Oggi l’Armani è il peggior attacco del torneo (69.4 punti, quasi venti in meno rispetto all’exploit con Pianigiani), invischiato nelle percentuali peggiori di sempre. Il 32.50% dall’arco rappresenta un punto di down storico per una squadra che ha sempre costruito la sua forza offensiva sugli esterni. E il 49.6% da due è inferiore soltanto (si far per dire…) al 49.3% del primo anno di Messina, quando già si intravedeva quella tendenza sbilanciata sul perimetro ma comunque in grado di firmare il ritorno alle Final Four dopo 29 anni di attesa.

Olimpia | Eurodevotion
Kevin Pangos marcato da Daniel Hackett nel derby di Eurolega tra EA7 Emporio Armani Milano e Virtus Segafredo Bologna

La lotta e la deriva tra concetti agli antipodi: un’Olimpia senza identità

L’impronta difensiva necessaria per cambiare il volto a una squadra che, nel secondo anno di Pianigiani, si distingueva per essere il miglior attacco e la seconda peggior difesa del torneo, ha imboccato una deriva pericolosa. Trasformando la Milano di oggi in un sistema rigido e disfunzionale in cui convivono due entità altrettanto antitetiche. L’Olimpia è ultima con il peggior attacco e la miglior difesa d’Europa. La realtà si è capovolta nel giro di quattro anni, passando da un estremo all’altro.

Ma se il miglior attacco dà comunque la possibilità di vincere un numero decente di partite (l’Olimpia di Pianigiani chiuse 14-16 lottando per i playoff fino all’ultima giornata), la miglior difesa come strumento fine a se stesso non fornisce gli stessi risultati. Anzi. Al numero crescente di sconfitte si affianca anche l’incomprensione, la delusione e lo sconforto del pubblico. Perché, oltre alla pochezza qualitativa dello spettacolo offerto, è difficile venire a patti con una squadra da 2-8 al Forum e che fatica a raggiungere i 70 punti nonostante il mercato ricchissimo e le aspettative concrete da Final Four.

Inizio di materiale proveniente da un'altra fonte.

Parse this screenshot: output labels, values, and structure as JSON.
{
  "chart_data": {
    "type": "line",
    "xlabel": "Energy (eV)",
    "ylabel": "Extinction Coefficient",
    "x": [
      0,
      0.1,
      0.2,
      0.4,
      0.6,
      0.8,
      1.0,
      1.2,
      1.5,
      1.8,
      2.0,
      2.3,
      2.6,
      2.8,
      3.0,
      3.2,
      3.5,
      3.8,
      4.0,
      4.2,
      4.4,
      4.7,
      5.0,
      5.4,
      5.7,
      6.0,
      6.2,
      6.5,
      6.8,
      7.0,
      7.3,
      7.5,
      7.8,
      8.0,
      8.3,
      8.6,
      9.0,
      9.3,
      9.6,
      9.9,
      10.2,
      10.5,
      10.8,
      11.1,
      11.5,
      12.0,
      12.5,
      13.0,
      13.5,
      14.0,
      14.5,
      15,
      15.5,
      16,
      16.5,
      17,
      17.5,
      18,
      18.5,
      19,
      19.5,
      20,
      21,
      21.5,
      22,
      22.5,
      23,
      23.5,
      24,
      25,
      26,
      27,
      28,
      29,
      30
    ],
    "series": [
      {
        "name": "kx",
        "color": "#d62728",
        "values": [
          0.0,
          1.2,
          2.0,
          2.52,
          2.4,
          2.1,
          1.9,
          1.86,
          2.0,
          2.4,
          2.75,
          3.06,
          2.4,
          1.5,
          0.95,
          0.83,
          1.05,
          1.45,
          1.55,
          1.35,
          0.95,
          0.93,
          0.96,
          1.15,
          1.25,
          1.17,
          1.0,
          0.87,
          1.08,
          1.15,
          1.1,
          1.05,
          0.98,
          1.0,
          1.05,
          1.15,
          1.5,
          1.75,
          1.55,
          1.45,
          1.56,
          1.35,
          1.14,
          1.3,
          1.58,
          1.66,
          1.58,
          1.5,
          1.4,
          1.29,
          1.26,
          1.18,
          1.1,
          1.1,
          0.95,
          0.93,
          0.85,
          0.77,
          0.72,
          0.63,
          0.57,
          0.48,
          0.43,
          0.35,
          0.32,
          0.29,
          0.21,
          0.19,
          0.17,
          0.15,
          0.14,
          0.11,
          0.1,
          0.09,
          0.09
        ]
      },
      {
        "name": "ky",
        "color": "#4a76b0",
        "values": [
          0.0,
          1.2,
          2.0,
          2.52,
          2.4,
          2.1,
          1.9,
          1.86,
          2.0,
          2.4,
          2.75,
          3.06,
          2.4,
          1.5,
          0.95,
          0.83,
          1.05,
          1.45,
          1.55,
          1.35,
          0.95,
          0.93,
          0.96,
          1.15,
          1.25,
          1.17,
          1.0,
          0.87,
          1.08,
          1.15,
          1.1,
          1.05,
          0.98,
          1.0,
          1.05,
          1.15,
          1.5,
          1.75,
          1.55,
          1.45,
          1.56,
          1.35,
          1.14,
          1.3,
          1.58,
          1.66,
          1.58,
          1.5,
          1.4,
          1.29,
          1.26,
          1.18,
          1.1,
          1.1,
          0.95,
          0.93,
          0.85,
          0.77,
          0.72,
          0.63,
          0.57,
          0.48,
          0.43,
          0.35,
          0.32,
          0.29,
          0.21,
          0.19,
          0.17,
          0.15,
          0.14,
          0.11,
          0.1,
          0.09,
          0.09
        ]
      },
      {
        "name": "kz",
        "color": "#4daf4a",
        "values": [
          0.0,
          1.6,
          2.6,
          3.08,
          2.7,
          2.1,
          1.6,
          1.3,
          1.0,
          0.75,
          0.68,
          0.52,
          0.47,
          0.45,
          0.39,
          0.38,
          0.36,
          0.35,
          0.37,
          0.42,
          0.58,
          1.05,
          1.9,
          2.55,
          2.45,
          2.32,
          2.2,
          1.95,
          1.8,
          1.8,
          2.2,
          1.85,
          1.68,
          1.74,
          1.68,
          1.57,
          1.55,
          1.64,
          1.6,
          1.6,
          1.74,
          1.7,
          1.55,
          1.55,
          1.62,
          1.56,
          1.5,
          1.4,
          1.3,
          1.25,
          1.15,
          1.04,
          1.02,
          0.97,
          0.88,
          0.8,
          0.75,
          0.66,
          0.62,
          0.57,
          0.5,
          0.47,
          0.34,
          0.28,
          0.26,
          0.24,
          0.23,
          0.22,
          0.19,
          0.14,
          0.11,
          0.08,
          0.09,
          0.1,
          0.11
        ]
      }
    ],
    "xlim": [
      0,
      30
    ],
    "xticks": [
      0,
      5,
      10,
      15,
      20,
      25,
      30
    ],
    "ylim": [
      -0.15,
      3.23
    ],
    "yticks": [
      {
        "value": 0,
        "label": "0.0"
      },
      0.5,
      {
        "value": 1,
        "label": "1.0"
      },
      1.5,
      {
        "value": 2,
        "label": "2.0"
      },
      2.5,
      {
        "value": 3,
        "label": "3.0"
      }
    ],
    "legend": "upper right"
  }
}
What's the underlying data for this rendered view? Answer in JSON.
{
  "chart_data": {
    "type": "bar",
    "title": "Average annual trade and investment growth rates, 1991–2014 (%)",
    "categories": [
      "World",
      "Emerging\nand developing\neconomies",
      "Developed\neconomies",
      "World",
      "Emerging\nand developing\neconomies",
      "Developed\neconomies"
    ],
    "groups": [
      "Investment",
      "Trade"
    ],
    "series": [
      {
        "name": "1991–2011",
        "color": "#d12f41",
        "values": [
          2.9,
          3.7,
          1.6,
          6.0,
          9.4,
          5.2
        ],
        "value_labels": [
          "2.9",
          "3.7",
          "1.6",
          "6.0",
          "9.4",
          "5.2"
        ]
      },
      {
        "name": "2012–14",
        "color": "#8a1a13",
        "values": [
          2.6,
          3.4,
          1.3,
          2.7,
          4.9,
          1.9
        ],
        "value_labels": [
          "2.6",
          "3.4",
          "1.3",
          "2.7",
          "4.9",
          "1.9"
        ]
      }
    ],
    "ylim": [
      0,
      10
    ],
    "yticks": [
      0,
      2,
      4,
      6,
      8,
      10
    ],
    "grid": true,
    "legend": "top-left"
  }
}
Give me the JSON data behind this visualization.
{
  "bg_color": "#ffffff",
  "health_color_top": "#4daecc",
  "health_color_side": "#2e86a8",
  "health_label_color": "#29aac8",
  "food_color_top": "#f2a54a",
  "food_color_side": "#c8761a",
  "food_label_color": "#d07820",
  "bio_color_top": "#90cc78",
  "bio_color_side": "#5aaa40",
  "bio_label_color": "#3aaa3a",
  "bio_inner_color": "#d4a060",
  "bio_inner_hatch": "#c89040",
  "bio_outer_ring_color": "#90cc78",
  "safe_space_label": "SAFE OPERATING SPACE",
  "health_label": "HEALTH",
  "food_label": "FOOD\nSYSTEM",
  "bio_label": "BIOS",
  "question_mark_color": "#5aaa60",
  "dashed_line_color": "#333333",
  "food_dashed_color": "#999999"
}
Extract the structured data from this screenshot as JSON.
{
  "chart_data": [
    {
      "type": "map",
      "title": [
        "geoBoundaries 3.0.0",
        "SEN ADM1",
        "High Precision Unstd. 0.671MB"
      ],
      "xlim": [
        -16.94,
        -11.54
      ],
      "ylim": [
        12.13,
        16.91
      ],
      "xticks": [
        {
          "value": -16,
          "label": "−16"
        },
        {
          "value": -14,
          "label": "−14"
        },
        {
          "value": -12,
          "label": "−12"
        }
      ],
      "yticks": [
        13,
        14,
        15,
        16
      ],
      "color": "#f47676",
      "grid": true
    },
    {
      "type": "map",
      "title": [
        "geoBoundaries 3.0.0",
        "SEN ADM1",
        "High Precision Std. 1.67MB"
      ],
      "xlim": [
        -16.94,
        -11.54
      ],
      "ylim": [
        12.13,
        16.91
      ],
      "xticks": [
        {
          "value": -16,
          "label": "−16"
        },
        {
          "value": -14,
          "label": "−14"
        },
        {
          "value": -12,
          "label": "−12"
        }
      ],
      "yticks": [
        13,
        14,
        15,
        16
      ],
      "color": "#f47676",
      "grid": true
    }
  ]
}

Ma il punto più dolente non è il vicolo cieco ormai imboccato in una stagione che ha ormai virtualmente chiuso le speranze di raggiungere la zona playoff. Ma, piuttosto, la consapevolezza di aver raggiunto questa situazione in quello che sarebbe dovuto essere l’apice di un grande progetto cominciato quattro anni fa. Il punto finale e glorioso di quella strategia di investimento e programmazione sul medio periodo iniziata dopo le bocciature in serie di Repesa e Pianigiani. Più che l’ultimo posto da 6-14 è la presa di coscienza di un grande ciclo malamente spezzato a fare più male.